Toda cidade que cresce carrega uma promessa. Mais empresas, mais edifícios, mais circulação de pessoas, mais eventos, mais investimentos e mais oportunidades. O crescimento urbano costuma ser visto como sinal de desenvolvimento, e de fato é. Mas existe uma pergunta que nem sempre acompanha esse avanço com a mesma velocidade: estamos crescendo com segurança?
Uma cidade não é feita apenas de obras, ruas, fachadas e empreendimentos. Ela é feita de pessoas que moram, trabalham, estudam, circulam, consomem e constroem suas histórias nesses espaços. Por isso, quando falamos em desenvolvimento urbano, também precisamos falar sobre prevenção, responsabilidade técnica e proteção à vida. Crescer sem pensar nisso é apenas acumular risco em silêncio.
Durante muito tempo, a prevenção contra incêndio foi tratada como uma etapa burocrática. Um documento a ser aprovado, uma exigência do Corpo de Bombeiros, uma obrigação para liberar determinada atividade. Mas essa visão é pequena diante da importância real do tema. Um projeto de prevenção contra incêndio bem pensado não existe apenas para cumprir norma. Ele existe para organizar a segurança de uma edificação antes que a emergência aconteça.

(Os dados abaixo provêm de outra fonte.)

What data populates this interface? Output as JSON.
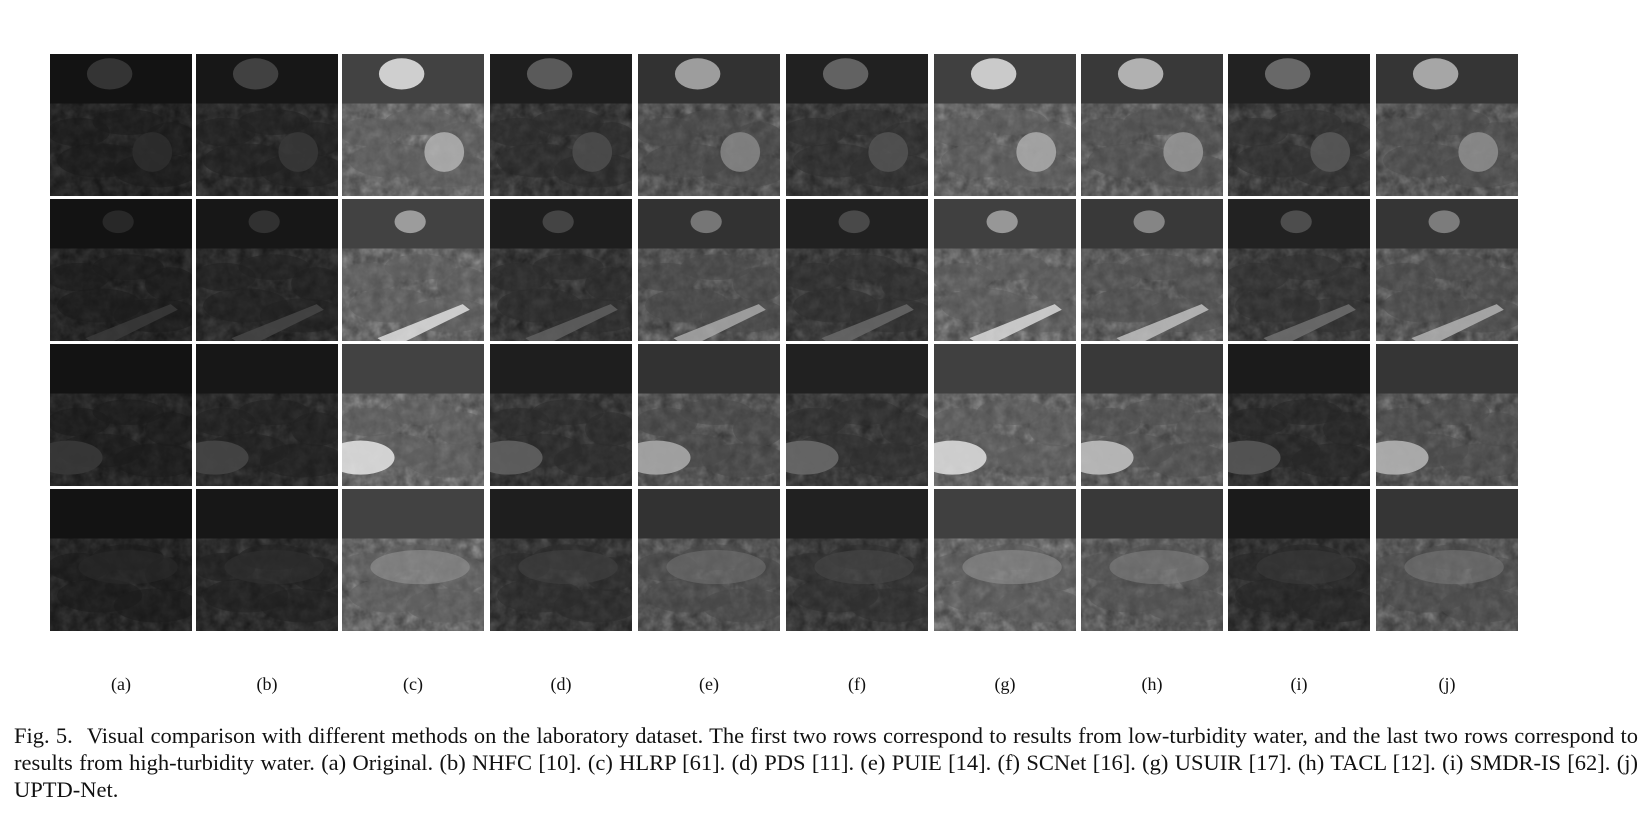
{
  "figure": {
    "rows": 4,
    "row_descriptions": [
      "low-turbidity",
      "low-turbidity",
      "high-turbidity",
      "high-turbidity"
    ],
    "columns": [
      {
        "label": "(a)",
        "method": "Original",
        "brightness": 0.1
      },
      {
        "label": "(b)",
        "method": "NHFC",
        "brightness": 0.14
      },
      {
        "label": "(c)",
        "method": "HLRP",
        "brightness": 0.62
      },
      {
        "label": "(d)",
        "method": "PDS",
        "brightness": 0.22
      },
      {
        "label": "(e)",
        "method": "PUIE",
        "brightness": 0.45
      },
      {
        "label": "(f)",
        "method": "SCNet",
        "brightness": 0.25
      },
      {
        "label": "(g)",
        "method": "USUIR",
        "brightness": 0.6
      },
      {
        "label": "(h)",
        "method": "TACL",
        "brightness": 0.52
      },
      {
        "label": "(i)",
        "method": "SMDR-IS",
        "brightness": 0.27
      },
      {
        "label": "(j)",
        "method": "UPTD-Net",
        "brightness": 0.48
      }
    ],
    "colors": {
      "background": "#ffffff",
      "gap": "#ffffff",
      "text": "#111111"
    }
  },
  "caption": {
    "prefix": "Fig. 5.",
    "text": "Visual comparison with different methods on the laboratory dataset. The first two rows correspond to results from low-turbidity water, and the last two rows correspond to results from high-turbidity water. (a) Original. (b) NHFC [10]. (c) HLRP [61]. (d) PDS [11]. (e) PUIE [14]. (f) SCNet [16]. (g) USUIR [17]. (h) TACL [12]. (i) SMDR-IS [62]. (j) UPTD-Net."
  }
}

Em uma cidade em expansão, essa discussão se torna ainda mais urgente. Novos prédios, centros comerciais, indústrias, escolas, clínicas, restaurantes e espaços de convivência precisam nascer preparados. Ao mesmo tempo, edificações antigas precisam ser olhadas com responsabilidade, porque muitas foram construídas em contextos técnicos, urbanos e normativos muito diferentes dos atuais. O desafio não é apenas construir mais. É construir melhor, adequar com inteligência e planejar com visão de longo prazo.
Quando uma edificação não possui rotas de fuga adequadas, sinalização eficiente, iluminação de emergência, sistemas de combate, compartimentação, controle de materiais e manutenção correta, o risco não aparece todos os dias. Ele permanece invisível. E justamente por ser invisível, muitas vezes é ignorado. A prevenção contra incêndio é uma daquelas áreas em que o melhor resultado é aquilo que não vira notícia: o incêndio que não se espalha, a evacuação que acontece com segurança, o patrimônio que é preservado, a vida que segue.

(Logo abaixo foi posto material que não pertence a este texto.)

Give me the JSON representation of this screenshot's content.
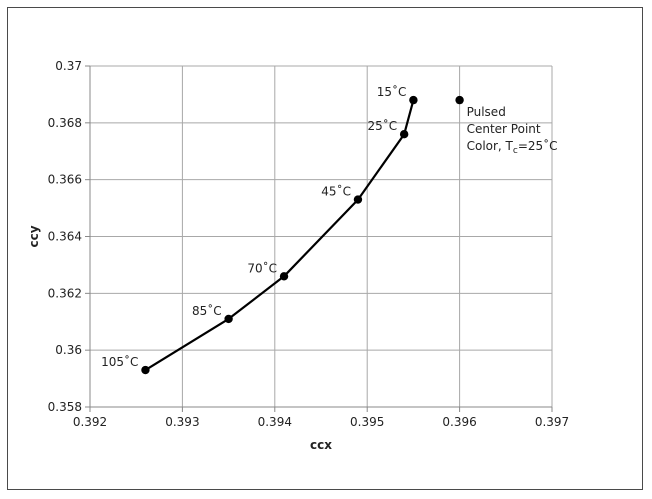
{
  "chart_data": {
    "type": "scatter",
    "title": "",
    "xlabel": "ccx",
    "ylabel": "ccy",
    "xlim": [
      0.392,
      0.397
    ],
    "ylim": [
      0.358,
      0.37
    ],
    "x_ticks": [
      "0.392",
      "0.393",
      "0.394",
      "0.395",
      "0.396",
      "0.397"
    ],
    "y_ticks": [
      "0.358",
      "0.36",
      "0.362",
      "0.364",
      "0.366",
      "0.368",
      "0.37"
    ],
    "grid": true,
    "series": [
      {
        "style": "line-with-markers",
        "color": "#000000",
        "points": [
          {
            "x": 0.3926,
            "y": 0.3593,
            "label": "105˚C"
          },
          {
            "x": 0.3935,
            "y": 0.3611,
            "label": "85˚C"
          },
          {
            "x": 0.3941,
            "y": 0.3626,
            "label": "70˚C"
          },
          {
            "x": 0.3949,
            "y": 0.3653,
            "label": "45˚C"
          },
          {
            "x": 0.3954,
            "y": 0.3676,
            "label": "25˚C"
          },
          {
            "x": 0.3955,
            "y": 0.3688,
            "label": "15˚C"
          }
        ]
      },
      {
        "style": "marker",
        "color": "#000000",
        "points": [
          {
            "x": 0.396,
            "y": 0.3688
          }
        ]
      }
    ],
    "annotation": {
      "line1": "Pulsed",
      "line2": "Center Point",
      "line3_prefix": "Color, T",
      "line3_sub": "c",
      "line3_suffix": "=25˚C"
    }
  }
}
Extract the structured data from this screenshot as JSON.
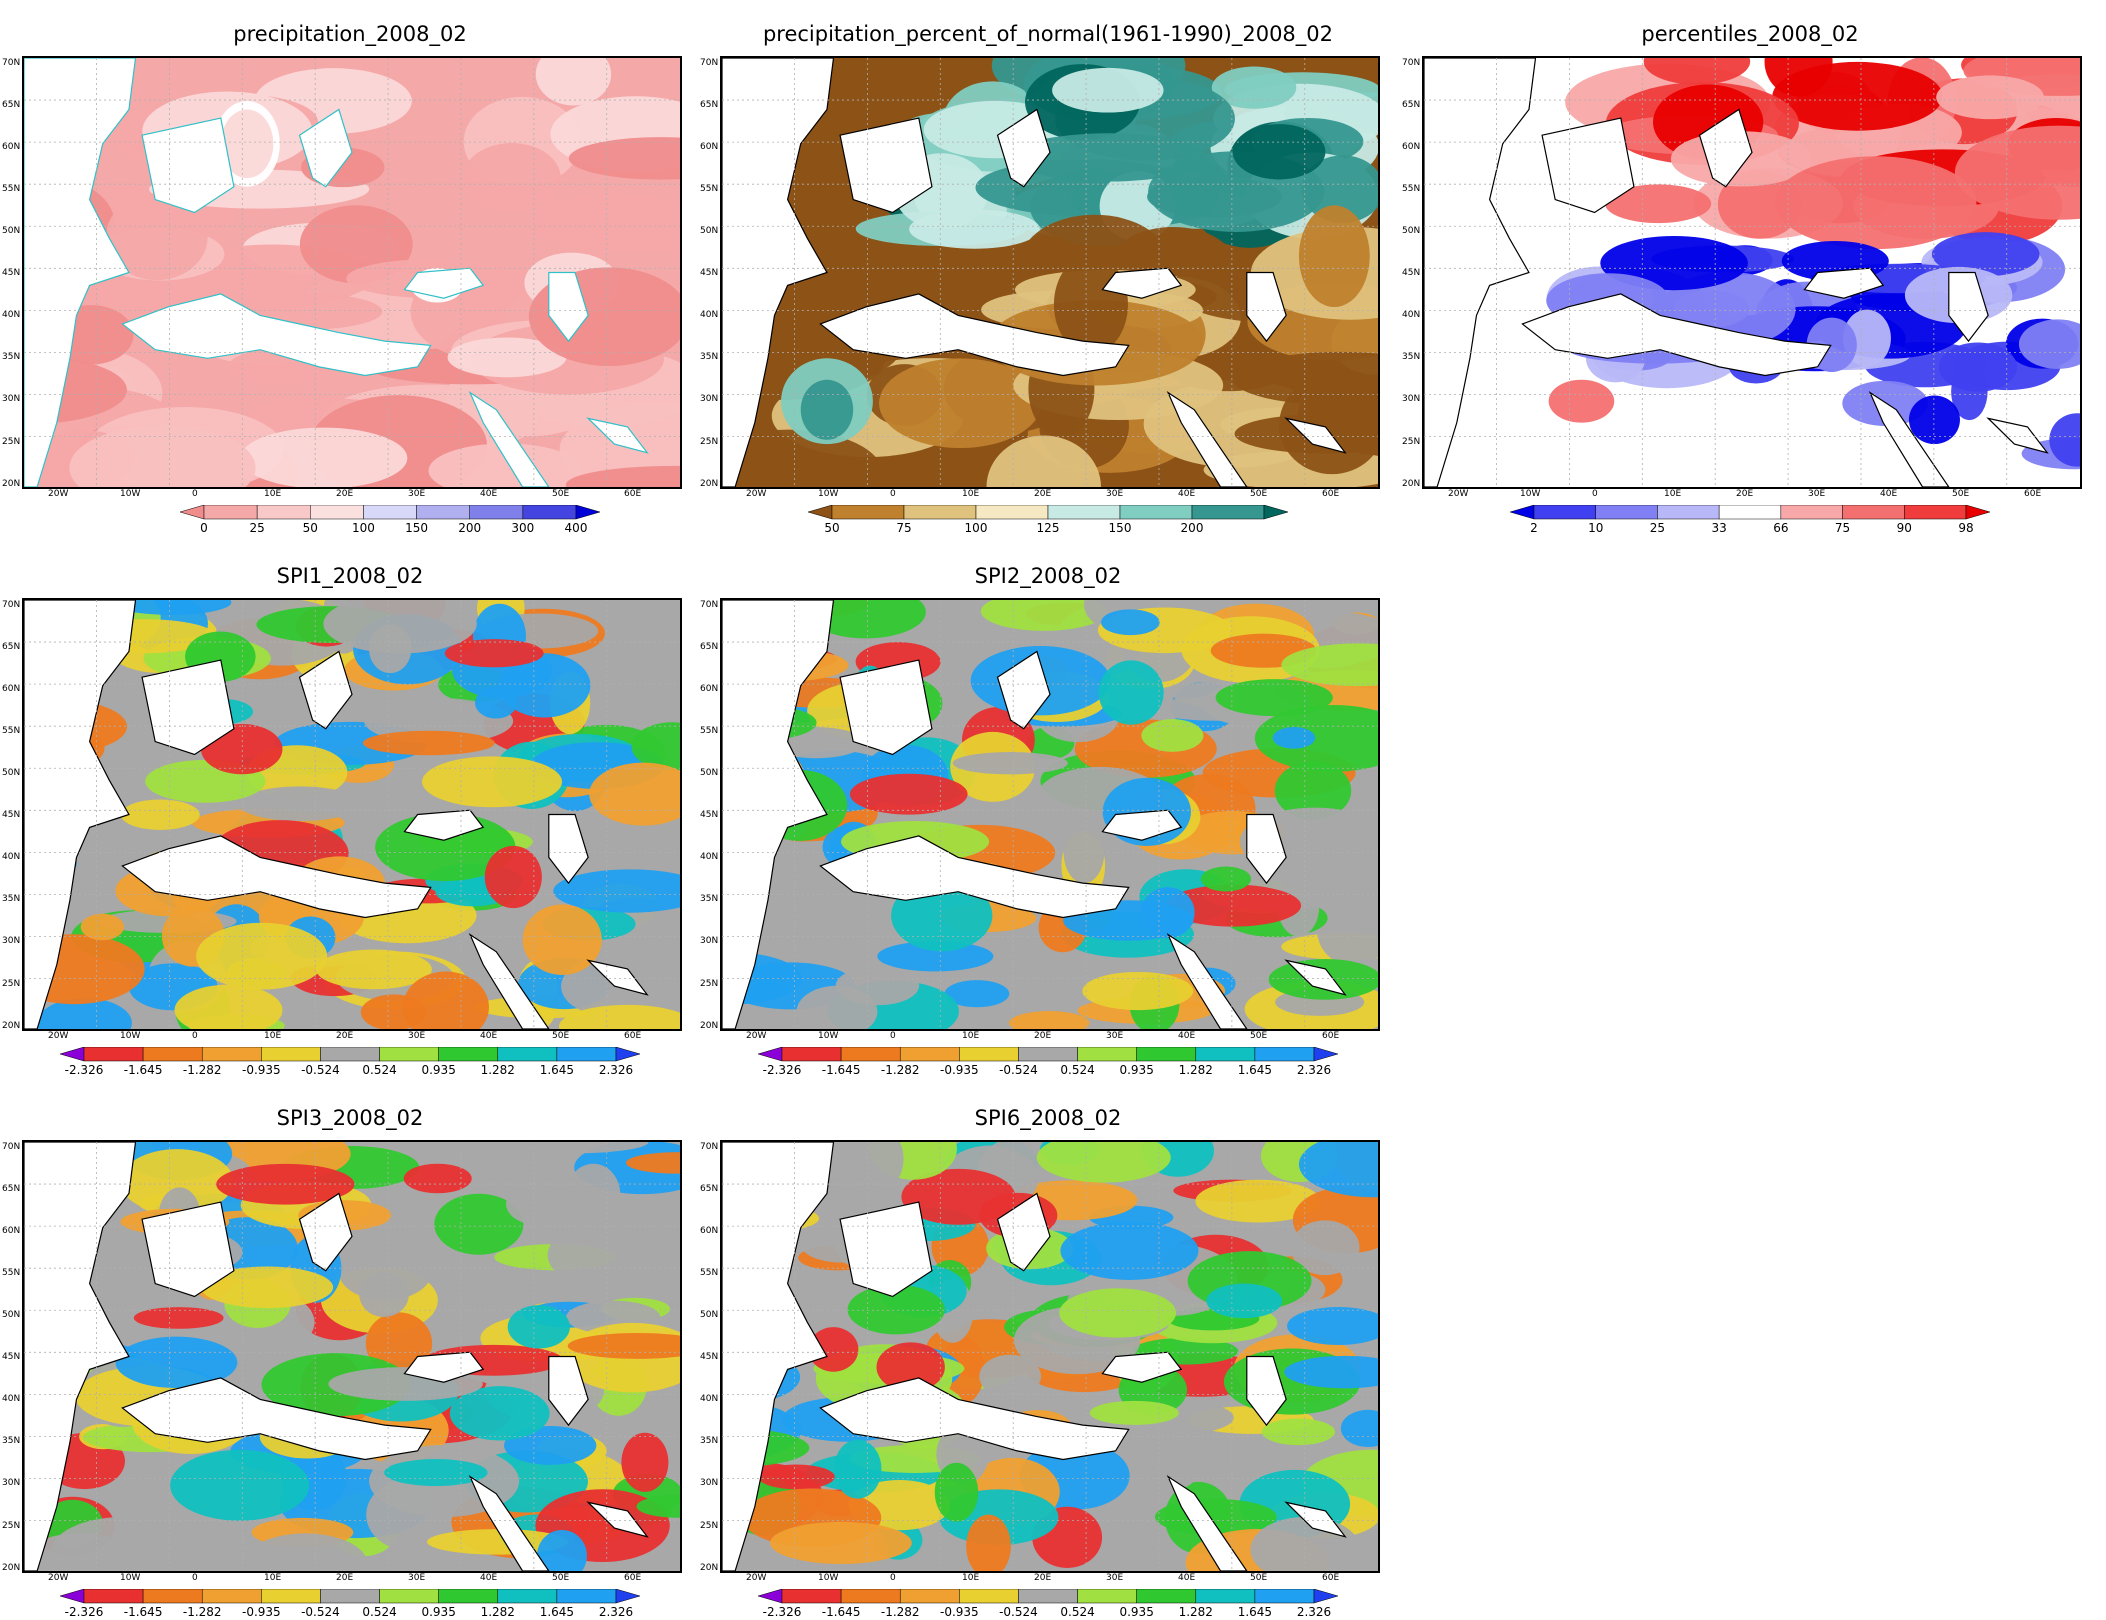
{
  "lat_ticks": [
    "70N",
    "65N",
    "60N",
    "55N",
    "50N",
    "45N",
    "40N",
    "35N",
    "30N",
    "25N",
    "20N"
  ],
  "lon_ticks": [
    "20W",
    "10W",
    "0",
    "10E",
    "20E",
    "30E",
    "40E",
    "50E",
    "60E"
  ],
  "panels": [
    {
      "id": "precip",
      "title": "precipitation_2008_02",
      "palette": "precip",
      "colorbar": {
        "labels": [
          "0",
          "25",
          "50",
          "100",
          "150",
          "200",
          "300",
          "400"
        ],
        "colors": [
          "#f08c8c",
          "#f5a8a8",
          "#f9c8c8",
          "#fbe0e0",
          "#d8d8f8",
          "#b0b0f0",
          "#8080ea",
          "#4444e0",
          "#0000d8"
        ]
      }
    },
    {
      "id": "percent",
      "title": "precipitation_percent_of_normal(1961-1990)_2008_02",
      "palette": "percent",
      "colorbar": {
        "labels": [
          "50",
          "75",
          "100",
          "125",
          "150",
          "200"
        ],
        "colors": [
          "#8c5216",
          "#bf812d",
          "#dfc27d",
          "#f6e8c3",
          "#c7eae5",
          "#80cdc1",
          "#35978f",
          "#01665e"
        ]
      }
    },
    {
      "id": "percentiles",
      "title": "percentiles_2008_02",
      "palette": "percentiles",
      "colorbar": {
        "labels": [
          "2",
          "10",
          "25",
          "33",
          "66",
          "75",
          "90",
          "98"
        ],
        "colors": [
          "#0000e8",
          "#4040f0",
          "#8080f4",
          "#b8b8f8",
          "#ffffff",
          "#f8a8a8",
          "#f47070",
          "#f03c3c",
          "#e80000"
        ]
      }
    },
    {
      "id": "spi1",
      "title": "SPI1_2008_02",
      "palette": "spi",
      "colorbar": {
        "labels": [
          "-2.326",
          "-1.645",
          "-1.282",
          "-0.935",
          "-0.524",
          "0.524",
          "0.935",
          "1.282",
          "1.645",
          "2.326"
        ],
        "colors": [
          "#8b00d8",
          "#e83030",
          "#ee7a20",
          "#f0a030",
          "#e8d030",
          "#a8a8a8",
          "#a0e040",
          "#30c830",
          "#10c0c0",
          "#20a0f0",
          "#2040f0"
        ]
      }
    },
    {
      "id": "spi2",
      "title": "SPI2_2008_02",
      "palette": "spi",
      "colorbar": {
        "labels": [
          "-2.326",
          "-1.645",
          "-1.282",
          "-0.935",
          "-0.524",
          "0.524",
          "0.935",
          "1.282",
          "1.645",
          "2.326"
        ],
        "colors": [
          "#8b00d8",
          "#e83030",
          "#ee7a20",
          "#f0a030",
          "#e8d030",
          "#a8a8a8",
          "#a0e040",
          "#30c830",
          "#10c0c0",
          "#20a0f0",
          "#2040f0"
        ]
      }
    },
    {
      "id": "spi3",
      "title": "SPI3_2008_02",
      "palette": "spi",
      "colorbar": {
        "labels": [
          "-2.326",
          "-1.645",
          "-1.282",
          "-0.935",
          "-0.524",
          "0.524",
          "0.935",
          "1.282",
          "1.645",
          "2.326"
        ],
        "colors": [
          "#8b00d8",
          "#e83030",
          "#ee7a20",
          "#f0a030",
          "#e8d030",
          "#a8a8a8",
          "#a0e040",
          "#30c830",
          "#10c0c0",
          "#20a0f0",
          "#2040f0"
        ]
      }
    },
    {
      "id": "spi6",
      "title": "SPI6_2008_02",
      "palette": "spi",
      "colorbar": {
        "labels": [
          "-2.326",
          "-1.645",
          "-1.282",
          "-0.935",
          "-0.524",
          "0.524",
          "0.935",
          "1.282",
          "1.645",
          "2.326"
        ],
        "colors": [
          "#8b00d8",
          "#e83030",
          "#ee7a20",
          "#f0a030",
          "#e8d030",
          "#a8a8a8",
          "#a0e040",
          "#30c830",
          "#10c0c0",
          "#20a0f0",
          "#2040f0"
        ]
      }
    }
  ]
}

Neste mês, em que o país volta seus olhos para campanhas de conscientização sobre segurança, vale ampliar a reflexão. Enxergar o outro também é pensar em quem vai ocupar uma edificação depois que ela estiver pronta. É pensar na criança que estuda ali, no trabalhador que passa oito horas naquele espaço, no cliente que entra sem conhecer a estrutura, no morador que confia que aquele prédio foi projetado para protegê-lo.

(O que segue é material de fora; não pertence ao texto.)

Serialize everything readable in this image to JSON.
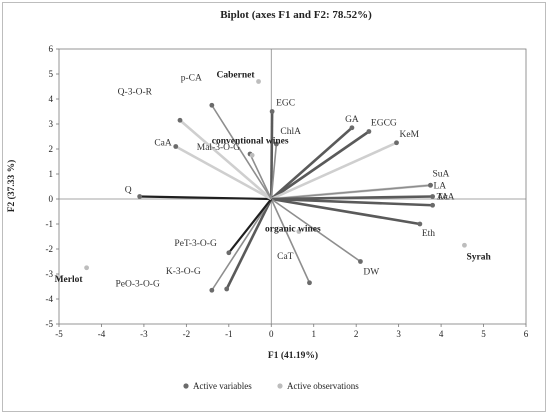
{
  "chart_data": {
    "type": "scatter",
    "title": "Biplot (axes F1 and F2: 78.52%)",
    "xlabel": "F1 (41.19%)",
    "ylabel": "F2 (37.33 %)",
    "xlim": [
      -5,
      6
    ],
    "ylim": [
      -5,
      6
    ],
    "xticks": [
      -5,
      -4,
      -3,
      -2,
      -1,
      0,
      1,
      2,
      3,
      4,
      5,
      6
    ],
    "yticks": [
      -5,
      -4,
      -3,
      -2,
      -1,
      0,
      1,
      2,
      3,
      4,
      5,
      6
    ],
    "grid": false,
    "legend_position": "bottom",
    "series": [
      {
        "name": "Active variables",
        "color": "#6b6b6b",
        "points": [
          {
            "label": "EGC",
            "x": 0.02,
            "y": 3.5,
            "shade": "dark"
          },
          {
            "label": "ChlA",
            "x": 0.12,
            "y": 2.2,
            "shade": "gray"
          },
          {
            "label": "GA",
            "x": 1.9,
            "y": 2.85,
            "shade": "dark"
          },
          {
            "label": "EGCG",
            "x": 2.3,
            "y": 2.7,
            "shade": "dark"
          },
          {
            "label": "KeM",
            "x": 2.95,
            "y": 2.25,
            "shade": "light"
          },
          {
            "label": "SuA",
            "x": 3.75,
            "y": 0.55,
            "shade": "light"
          },
          {
            "label": "LA",
            "x": 3.8,
            "y": 0.1,
            "shade": "gray"
          },
          {
            "label": "AcA",
            "x": 3.8,
            "y": -0.25,
            "shade": "dark"
          },
          {
            "label": "TA",
            "x": 3.5,
            "y": -1.0,
            "shade": "dark"
          },
          {
            "label": "Eth",
            "x": 2.1,
            "y": -2.5,
            "shade": "dark"
          },
          {
            "label": "DW",
            "x": 0.9,
            "y": -3.4,
            "shade": "gray"
          },
          {
            "label": "CaT",
            "x": -1.0,
            "y": -3.65,
            "shade": "gray"
          },
          {
            "label": "K-3-O-G",
            "x": -1.4,
            "y": -3.65,
            "shade": "dark"
          },
          {
            "label": "PeO-3-O-G",
            "x": -1.05,
            "y": -2.15,
            "shade": "gray"
          },
          {
            "label": "PeT-3-O-G",
            "x": -3.1,
            "y": 0.1,
            "shade": "black"
          },
          {
            "label": "Q",
            "x": -2.25,
            "y": 2.1,
            "shade": "black"
          },
          {
            "label": "CaA",
            "x": -2.15,
            "y": 3.15,
            "shade": "light"
          },
          {
            "label": "Q-3-O-R",
            "x": -1.4,
            "y": 3.75,
            "shade": "light"
          },
          {
            "label": "p-CA",
            "x": -0.5,
            "y": 1.8,
            "shade": "gray"
          },
          {
            "label": "Mal-3-O-G",
            "x": -0.5,
            "y": 1.8,
            "shade": "gray"
          }
        ]
      },
      {
        "name": "Active observations",
        "color": "#bdbdbd",
        "points": [
          {
            "label": "Cabernet",
            "x": -0.3,
            "y": 4.7
          },
          {
            "label": "conventional wines",
            "x": -0.45,
            "y": 1.75
          },
          {
            "label": "organic wines",
            "x": 0.65,
            "y": -1.3
          },
          {
            "label": "Syrah",
            "x": 4.55,
            "y": -1.85
          },
          {
            "label": "Merlot",
            "x": -4.35,
            "y": -2.75
          }
        ]
      }
    ]
  }
}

Prevenção contra incêndio também é planejamento urbano. Também é valorização imobiliária. Também é responsabilidade de quem projeta, constrói, aprova, administra e ocupa os espaços. Uma cidade preparada não espera a tragédia para discutir segurança. Ela incorpora esse tema nas decisões técnicas, nos investimentos, nas reformas, nos novos empreendimentos e na cultura de quem participa do seu desenvolvimento.
Cascavel cresce, se transforma e assume cada vez mais protagonismo regional. Esse movimento é positivo e necessário. Mas quanto maior a cidade se torna, maior também deve ser sua maturidade para entender que segurança não pode ser tratada como detalhe final de obra. Ela precisa estar na origem das decisões.